If you recovered 4.65 g of Cu from a 42.0 mL sample of material, what would the molarity be?
4.65 g Cu/ 63.5 g/mol = 0.0732 mol
0.0732 mol/ 42 mL x 1000 mL/ 1 L =1.74 M ~ 2 M Cu??? Is this correct sig fig because you go off of the 1 sig in 1,000 mL??? So you get 2 with rounding 1.74 with following sig fig rules..
I would say M = mols/L
mols - 0.0732
L - 0.0420
M - 1.74M and use all three digits because, by definition, 1000 mL = 1 L.

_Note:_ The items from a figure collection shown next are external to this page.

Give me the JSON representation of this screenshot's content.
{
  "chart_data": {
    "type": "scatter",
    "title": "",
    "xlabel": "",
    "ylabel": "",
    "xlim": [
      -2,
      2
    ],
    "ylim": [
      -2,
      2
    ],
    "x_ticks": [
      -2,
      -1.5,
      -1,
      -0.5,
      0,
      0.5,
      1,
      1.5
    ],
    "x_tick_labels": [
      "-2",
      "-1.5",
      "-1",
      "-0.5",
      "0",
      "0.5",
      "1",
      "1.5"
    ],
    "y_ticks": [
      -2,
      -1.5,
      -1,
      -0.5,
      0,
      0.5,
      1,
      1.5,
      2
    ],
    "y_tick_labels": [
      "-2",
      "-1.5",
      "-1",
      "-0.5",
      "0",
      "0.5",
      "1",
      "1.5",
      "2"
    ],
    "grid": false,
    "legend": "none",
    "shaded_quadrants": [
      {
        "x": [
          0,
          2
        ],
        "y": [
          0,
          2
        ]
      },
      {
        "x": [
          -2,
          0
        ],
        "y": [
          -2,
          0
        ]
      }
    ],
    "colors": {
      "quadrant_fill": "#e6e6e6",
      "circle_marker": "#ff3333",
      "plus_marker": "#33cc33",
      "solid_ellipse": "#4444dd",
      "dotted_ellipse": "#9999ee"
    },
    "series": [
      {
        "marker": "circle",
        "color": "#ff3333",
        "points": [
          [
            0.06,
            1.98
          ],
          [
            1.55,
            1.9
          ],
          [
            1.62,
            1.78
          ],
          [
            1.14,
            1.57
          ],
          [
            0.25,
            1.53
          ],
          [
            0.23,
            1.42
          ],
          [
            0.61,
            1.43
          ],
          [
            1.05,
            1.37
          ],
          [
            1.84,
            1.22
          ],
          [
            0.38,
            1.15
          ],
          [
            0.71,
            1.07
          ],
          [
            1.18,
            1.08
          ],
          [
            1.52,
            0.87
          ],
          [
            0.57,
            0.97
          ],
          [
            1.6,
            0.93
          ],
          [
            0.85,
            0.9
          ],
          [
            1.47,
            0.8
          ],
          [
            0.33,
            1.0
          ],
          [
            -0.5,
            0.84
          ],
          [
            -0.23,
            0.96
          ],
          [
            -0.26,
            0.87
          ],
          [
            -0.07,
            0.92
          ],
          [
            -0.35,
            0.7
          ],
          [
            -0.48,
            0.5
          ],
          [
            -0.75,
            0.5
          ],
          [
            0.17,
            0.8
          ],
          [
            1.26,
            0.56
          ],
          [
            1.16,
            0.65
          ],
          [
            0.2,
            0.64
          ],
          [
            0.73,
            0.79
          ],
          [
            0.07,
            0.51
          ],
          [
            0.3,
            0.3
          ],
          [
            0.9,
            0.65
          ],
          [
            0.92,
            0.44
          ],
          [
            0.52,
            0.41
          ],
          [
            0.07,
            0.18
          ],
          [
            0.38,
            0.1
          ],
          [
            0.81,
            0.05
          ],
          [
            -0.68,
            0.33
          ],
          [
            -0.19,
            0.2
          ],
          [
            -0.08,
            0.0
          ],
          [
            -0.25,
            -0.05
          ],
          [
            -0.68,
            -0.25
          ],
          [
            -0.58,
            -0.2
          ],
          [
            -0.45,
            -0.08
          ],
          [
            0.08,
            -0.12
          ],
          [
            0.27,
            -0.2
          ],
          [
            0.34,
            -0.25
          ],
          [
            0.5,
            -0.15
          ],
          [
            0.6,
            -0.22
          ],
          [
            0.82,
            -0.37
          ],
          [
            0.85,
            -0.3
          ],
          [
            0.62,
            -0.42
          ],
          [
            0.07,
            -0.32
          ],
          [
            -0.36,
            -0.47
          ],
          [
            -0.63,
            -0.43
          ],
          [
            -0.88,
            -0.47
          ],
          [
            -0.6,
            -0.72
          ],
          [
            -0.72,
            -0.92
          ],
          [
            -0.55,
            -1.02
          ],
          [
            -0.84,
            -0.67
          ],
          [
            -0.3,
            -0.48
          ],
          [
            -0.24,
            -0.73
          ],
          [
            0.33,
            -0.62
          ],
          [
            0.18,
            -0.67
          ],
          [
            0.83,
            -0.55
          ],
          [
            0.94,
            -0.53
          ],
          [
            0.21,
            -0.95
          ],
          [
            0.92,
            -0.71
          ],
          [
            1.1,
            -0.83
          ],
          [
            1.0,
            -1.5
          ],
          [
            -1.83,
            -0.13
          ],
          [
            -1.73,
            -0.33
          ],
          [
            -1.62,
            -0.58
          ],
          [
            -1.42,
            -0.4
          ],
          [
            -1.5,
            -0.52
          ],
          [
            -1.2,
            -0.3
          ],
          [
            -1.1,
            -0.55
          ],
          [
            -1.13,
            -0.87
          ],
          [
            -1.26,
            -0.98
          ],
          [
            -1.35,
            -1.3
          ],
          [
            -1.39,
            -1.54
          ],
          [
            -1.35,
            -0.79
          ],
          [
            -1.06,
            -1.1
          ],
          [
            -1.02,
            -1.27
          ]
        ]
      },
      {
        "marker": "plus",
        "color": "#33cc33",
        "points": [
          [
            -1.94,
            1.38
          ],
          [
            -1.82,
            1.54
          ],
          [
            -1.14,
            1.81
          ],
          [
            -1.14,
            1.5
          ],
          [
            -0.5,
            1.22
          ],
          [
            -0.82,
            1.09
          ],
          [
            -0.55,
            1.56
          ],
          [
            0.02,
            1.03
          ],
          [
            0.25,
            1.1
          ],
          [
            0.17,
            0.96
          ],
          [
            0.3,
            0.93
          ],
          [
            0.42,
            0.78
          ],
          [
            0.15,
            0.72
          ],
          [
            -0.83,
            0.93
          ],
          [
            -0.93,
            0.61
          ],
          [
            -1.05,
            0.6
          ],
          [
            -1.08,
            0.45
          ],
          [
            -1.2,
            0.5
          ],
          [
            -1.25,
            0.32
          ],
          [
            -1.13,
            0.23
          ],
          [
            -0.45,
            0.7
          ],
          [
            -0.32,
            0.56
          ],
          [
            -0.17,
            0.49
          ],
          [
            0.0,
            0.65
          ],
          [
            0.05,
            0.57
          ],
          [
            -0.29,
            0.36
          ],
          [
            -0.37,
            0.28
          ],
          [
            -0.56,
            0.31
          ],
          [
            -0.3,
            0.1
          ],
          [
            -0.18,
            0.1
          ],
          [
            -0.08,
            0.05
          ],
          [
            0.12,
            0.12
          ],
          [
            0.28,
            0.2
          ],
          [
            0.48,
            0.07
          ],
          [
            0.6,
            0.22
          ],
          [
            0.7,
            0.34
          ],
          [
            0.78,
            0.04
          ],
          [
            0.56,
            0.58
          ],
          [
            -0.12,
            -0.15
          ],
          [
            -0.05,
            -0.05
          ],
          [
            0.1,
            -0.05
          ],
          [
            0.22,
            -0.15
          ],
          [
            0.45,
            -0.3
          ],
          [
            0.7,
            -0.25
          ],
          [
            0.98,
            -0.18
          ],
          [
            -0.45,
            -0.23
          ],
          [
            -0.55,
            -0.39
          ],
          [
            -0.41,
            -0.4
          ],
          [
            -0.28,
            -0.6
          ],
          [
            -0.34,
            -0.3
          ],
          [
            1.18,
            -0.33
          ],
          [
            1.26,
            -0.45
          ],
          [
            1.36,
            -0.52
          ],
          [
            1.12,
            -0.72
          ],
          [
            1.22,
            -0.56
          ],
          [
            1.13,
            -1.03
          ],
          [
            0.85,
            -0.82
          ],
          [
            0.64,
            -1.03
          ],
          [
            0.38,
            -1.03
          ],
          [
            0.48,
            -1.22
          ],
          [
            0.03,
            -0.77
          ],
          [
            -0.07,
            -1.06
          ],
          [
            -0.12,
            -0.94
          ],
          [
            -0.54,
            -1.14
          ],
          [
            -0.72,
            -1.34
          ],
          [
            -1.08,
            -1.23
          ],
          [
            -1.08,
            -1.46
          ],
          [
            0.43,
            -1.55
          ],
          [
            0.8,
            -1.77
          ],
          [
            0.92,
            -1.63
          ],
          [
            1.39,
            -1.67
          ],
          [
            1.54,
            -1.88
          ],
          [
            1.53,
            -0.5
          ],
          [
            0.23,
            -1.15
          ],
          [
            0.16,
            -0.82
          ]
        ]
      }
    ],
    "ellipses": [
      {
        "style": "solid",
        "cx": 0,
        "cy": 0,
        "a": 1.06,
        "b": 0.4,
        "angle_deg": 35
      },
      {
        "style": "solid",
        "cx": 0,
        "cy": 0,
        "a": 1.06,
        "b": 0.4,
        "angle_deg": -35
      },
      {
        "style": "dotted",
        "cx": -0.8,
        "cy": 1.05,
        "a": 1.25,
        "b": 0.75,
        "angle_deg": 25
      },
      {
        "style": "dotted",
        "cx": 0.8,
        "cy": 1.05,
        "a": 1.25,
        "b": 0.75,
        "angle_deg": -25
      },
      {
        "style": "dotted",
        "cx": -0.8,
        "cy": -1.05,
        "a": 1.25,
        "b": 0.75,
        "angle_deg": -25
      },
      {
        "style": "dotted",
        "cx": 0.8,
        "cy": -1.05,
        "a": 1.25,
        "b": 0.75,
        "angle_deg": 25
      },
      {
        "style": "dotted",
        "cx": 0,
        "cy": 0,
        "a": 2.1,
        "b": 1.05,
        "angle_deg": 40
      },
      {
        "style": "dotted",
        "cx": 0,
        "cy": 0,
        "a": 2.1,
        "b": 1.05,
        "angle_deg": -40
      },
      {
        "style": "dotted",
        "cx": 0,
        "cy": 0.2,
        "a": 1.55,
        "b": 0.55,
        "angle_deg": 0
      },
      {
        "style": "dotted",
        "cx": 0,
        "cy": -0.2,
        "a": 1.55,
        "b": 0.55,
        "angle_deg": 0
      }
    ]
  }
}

oh, but with 1 L it is still only one sig fig? right?
Yes, 1 L has only 1 s.f.; however, 42.0 mL = 0.0420 L and there are 3 s.f. in 4.65g and in 0.0420. The "1 L" is never used since the definition is M = mols/L. The "L" in the formula happens to be 0.0420.
Okay that makes sense but if you had 40 mL which is just .04 then it would just be 1 sig fig.
.04 L to be exact
As I undersand it, yes. 0.04 has 1 s.f.
To find the molarity, you need to divide the number of moles of solute (in this case, copper, Cu) by the volume of the solution in liters.
Given:
- Mass of Cu recovered = 4.65 g
- Molar mass of Cu = 63.5 g/mol
- Volume of the solution = 42.0 mL
First, calculate the number of moles of Cu:
4.65 g Cu / 63.5 g/mol = 0.0732 mol Cu
Next, convert the volume from milliliters to liters:
42.0 mL x (1 L / 1000 mL) = 0.0420 L
Finally, divide the number of moles by the volume in liters to get the molarity:
0.0732 mol / 0.0420 L = 1.74 M (rounding the answer to two significant figures)
Therefore, the molarity of the solution is approximately 1.74 M.